One glaring deterrent, carps one Sand Hill Road VC, was good old-fashioned fear. Uber’s investors “were so worried about jeopardizing what looked like it was going to be the second biggest payday in the history of venture capital, they weren’t willing to call bullshit on anything,” says this person. “It was perfectly clear that things were a mess over there, and someone should have reigned in Travis. But [Uber] was working, so they buried their heads in the sand.”

Adds this VC, “I still don’t think they would have done anything if it didn’t look like [continued bad press] was going to jeopardize the prospects of the company.”

No doubt, there are plenty who would agree with such sentiments. (Bhashyam also observes that “only when there was unwanted media and public scrutiny were any real measures taken.”)

Still, a related and far more problematic issue relates to the control that Kalanick has wielded from the outset. Even if Uber’s investors had wanted to course-correct the company at some point, there was little as fiduciaries that they could do.

As the Times recently reported, Uber’s equity was structured from the start to favor its founders, including Kalanick and serial entrepreneur Garrett Camp, both of whom hold super voting shares that give them 10 votes per share.

Moreover, Kalanick has been absorbing the voting rights associated with every share of stock that Uber employees have sold, says the Times. (Uber long ago instituted severe restrictions on these shares, though it slightly eased these rules earlier this year.)

Presumably, Uber’s investors didn’t love this particular buy-back agreement or the broader way that Uber architected its stock structure.

Gurley — who led Uber’s Series A round on behalf of Benchmark — has been in venture long enough to know that historically, the greater the wedge between voting rights and ownership, the more detrimental to a startup’s value.

But in a broader “founder friendly” shift in the startup world — one that has increasingly seen boards look the other way at founder indiscretions or mismanagement — Uber’s VCs nevertheless sanctioned such maneuverings by going along with them.

Clearly they thought it in their longer-term interests to do so. “When a company is growing quickly,” notes Bhashyam, “investors forgive its sins for fear of missing out on that follow-on round, or missing out on the next big deal.”

Generally speaking, too, “People who aren’t VCs grossly overestimate how much power VCs have over the day-to-day responsibility of a company,” notes a second venture investor who also asked not to be identified.

“As an investor, you have influence when a company is doing poorly, not well. When a startup is growing 100 percent month over month, it’s like, ‘Thank you for your input; we’re going to do things our way.’ ”

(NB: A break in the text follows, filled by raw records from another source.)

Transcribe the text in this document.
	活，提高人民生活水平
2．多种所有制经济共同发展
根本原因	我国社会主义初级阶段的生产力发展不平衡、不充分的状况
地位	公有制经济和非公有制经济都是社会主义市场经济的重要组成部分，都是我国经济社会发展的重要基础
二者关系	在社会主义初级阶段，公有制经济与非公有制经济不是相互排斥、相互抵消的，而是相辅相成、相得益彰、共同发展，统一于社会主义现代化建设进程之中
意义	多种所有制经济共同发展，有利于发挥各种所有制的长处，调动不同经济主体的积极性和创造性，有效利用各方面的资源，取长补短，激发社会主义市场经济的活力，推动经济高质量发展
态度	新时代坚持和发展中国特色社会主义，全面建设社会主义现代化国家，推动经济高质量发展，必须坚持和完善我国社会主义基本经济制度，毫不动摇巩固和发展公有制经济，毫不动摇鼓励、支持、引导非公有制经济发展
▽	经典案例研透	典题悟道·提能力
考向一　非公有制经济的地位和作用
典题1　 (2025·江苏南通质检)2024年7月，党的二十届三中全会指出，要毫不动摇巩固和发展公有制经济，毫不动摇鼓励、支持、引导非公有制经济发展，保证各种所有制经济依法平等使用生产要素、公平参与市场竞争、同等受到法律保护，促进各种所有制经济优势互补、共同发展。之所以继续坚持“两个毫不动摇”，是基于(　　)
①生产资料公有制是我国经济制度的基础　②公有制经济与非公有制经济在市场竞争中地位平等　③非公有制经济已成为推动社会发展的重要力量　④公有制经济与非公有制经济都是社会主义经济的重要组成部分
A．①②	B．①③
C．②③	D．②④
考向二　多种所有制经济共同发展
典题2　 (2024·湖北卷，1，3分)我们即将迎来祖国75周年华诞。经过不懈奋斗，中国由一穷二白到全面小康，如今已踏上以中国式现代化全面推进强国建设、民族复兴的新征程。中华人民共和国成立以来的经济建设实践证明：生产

Of course, no venture-backed company has grown as quickly as Uber; it was largely impossible to anticipate the kind of challenges the company would face, particularly as it battled to establish an entirely new market. Either way, allowing a founder so much voting power looks like its own kind of mismanagement in hindsight.

If Uber ultimately succeeds, you can bet VCs will continue permitting it, too.

Says one grudging fan of Kalanick who didn’t invest in Uber but still wishes he had: “I think most founders, if they built Uber and got fired as its CEO, it would be the greatest professional achievement of their career by several orders of magnitude.”